Quanto tempo levaremos para que essa realidade das SAFs se expanda?
Creio que não terminaremos junho sem, ao menos, seis SAFs na Série A. Botafogo deve virar, Cuiabá já virou, Athletico já tem todas certificações. Fortaleza e América-MG já caminham para isso. tem o Atlético-GO. O RB Bragantino é um modelo diferente, mas creio que passe para SAF. Como os clubes que subiram pensam esse processo? O Juventude, que ficou, o que pensa? Tem u potencial imenso. É um caminho sem volta.
O fato de o Cruzeiro, um clube de massa, ter virado SAF pode ser um marco?
Você definiu bem. O Cruzeiro foi um marco, pela compra feita por nosso maior atleta dos anos 1990 e 2000, um jogador com representatividade no Exterior, relacionado com o mercado de negócios. O Ronaldo foi a senha para um clube do tamanho do Cruzeiro fazer o primeiro processo de transformação. Ronaldo não coloca dinheiro fora, não queima nota de R$ 100. Ele é mais o garoto-propaganda de um fundo do que o grande investidor, tem muita gente aportando dinheiro por trás dele.

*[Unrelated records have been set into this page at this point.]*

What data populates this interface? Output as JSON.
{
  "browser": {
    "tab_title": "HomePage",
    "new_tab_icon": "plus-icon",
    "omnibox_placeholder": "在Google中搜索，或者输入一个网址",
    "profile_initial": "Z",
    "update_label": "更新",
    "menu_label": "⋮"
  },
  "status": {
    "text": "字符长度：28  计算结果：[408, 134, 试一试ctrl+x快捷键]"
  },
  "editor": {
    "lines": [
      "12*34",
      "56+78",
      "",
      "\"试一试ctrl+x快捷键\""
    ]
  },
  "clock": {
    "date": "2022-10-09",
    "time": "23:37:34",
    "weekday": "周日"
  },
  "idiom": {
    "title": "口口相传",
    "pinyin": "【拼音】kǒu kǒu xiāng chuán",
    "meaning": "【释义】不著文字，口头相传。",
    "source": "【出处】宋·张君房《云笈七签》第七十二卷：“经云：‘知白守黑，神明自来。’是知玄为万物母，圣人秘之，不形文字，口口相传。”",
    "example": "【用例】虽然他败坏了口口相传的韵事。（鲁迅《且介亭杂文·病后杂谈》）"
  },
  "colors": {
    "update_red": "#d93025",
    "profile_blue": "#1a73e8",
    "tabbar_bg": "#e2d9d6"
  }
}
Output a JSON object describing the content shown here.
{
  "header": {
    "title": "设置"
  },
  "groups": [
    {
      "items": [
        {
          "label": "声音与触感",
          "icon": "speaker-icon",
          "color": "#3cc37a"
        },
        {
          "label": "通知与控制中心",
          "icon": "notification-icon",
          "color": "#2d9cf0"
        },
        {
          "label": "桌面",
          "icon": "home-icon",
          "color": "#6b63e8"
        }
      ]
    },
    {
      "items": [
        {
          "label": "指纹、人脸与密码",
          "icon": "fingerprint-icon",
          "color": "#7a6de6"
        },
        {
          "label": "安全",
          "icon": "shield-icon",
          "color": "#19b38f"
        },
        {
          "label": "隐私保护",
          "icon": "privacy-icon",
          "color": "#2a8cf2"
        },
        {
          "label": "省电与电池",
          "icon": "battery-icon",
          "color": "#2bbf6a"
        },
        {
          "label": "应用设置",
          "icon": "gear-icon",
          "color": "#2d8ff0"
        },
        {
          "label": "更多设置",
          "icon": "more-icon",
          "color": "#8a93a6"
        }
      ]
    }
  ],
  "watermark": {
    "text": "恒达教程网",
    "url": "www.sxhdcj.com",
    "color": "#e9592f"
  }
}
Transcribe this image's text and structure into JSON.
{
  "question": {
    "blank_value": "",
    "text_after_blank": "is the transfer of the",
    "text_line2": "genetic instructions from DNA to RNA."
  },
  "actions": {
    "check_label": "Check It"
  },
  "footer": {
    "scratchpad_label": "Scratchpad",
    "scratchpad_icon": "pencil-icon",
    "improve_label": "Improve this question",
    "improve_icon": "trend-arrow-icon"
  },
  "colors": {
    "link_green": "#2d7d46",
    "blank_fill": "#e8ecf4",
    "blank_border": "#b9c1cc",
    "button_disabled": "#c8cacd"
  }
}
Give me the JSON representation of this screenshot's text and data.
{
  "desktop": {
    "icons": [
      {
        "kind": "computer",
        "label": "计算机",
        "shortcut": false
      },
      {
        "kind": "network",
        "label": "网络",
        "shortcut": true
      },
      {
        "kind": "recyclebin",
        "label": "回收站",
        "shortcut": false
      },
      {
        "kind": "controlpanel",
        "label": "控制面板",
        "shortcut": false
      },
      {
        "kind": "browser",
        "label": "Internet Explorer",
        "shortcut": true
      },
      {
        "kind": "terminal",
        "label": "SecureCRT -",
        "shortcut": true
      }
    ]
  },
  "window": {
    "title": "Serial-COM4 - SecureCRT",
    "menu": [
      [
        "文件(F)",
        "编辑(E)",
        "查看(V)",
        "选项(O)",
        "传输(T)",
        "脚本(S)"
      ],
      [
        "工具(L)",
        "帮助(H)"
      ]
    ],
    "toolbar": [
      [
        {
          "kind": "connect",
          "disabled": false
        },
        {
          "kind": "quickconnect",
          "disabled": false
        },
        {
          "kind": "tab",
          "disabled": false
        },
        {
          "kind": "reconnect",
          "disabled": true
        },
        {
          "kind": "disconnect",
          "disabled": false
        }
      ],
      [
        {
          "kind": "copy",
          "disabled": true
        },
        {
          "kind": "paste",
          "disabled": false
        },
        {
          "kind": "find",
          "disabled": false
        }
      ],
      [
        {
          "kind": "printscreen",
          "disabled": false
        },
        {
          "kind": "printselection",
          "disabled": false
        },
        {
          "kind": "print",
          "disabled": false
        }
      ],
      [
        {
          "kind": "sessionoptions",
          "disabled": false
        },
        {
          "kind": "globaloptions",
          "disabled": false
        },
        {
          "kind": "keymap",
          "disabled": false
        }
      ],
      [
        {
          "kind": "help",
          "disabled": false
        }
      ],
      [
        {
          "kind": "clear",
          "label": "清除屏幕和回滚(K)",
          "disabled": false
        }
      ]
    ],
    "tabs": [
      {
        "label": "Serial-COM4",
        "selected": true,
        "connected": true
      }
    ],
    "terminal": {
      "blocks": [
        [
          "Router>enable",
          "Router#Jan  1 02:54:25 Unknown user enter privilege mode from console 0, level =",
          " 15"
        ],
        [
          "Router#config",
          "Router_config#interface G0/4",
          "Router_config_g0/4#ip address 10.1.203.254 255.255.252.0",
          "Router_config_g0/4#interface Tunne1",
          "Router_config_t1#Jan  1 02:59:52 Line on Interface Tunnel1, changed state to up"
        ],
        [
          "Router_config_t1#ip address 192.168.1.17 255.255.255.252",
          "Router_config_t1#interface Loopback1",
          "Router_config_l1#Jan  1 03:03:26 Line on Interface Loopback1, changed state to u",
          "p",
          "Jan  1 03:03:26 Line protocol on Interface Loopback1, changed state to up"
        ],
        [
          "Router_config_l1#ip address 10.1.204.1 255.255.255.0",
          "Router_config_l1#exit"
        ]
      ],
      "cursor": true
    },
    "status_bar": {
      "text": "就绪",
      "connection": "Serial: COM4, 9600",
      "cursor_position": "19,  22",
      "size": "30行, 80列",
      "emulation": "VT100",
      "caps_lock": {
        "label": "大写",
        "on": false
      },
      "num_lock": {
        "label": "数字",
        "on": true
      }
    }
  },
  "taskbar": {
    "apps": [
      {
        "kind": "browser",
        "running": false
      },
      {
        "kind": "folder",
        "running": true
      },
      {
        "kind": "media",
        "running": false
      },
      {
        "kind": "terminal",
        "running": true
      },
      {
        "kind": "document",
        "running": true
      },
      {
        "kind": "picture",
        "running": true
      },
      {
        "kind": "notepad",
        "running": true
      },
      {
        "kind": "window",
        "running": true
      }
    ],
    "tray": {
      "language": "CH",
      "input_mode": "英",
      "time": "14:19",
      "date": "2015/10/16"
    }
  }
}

E o risco de entregar seu clube? Pode ser que o investidor, no meio do caminho, desista e deixe um rastro de destruição.
Esse é um ponto fundamental, quem você vai chamar de parceiro? Para quem vai dar a chave de sua casa? Dará para um investidor relacionado a esse mundo do esporte, com sucesso no entretenimento, bem relacionado no mercado? Ou dará para um aventureiro?
A faca é de dois gumes, o clube precisa fazer essa análise, assim como os órgãos de controle do futebol, um órgão de controle do governo federal, do ministério da Justiça, que é quem combate a lavagem de dinheiro que poderia vir a ocorrer. Talvez seja o caso de colocar uma autoridade pública de governo para fazer o filtro de investidores. Se der um tiro errado, a revolução pode ir por água abaixo.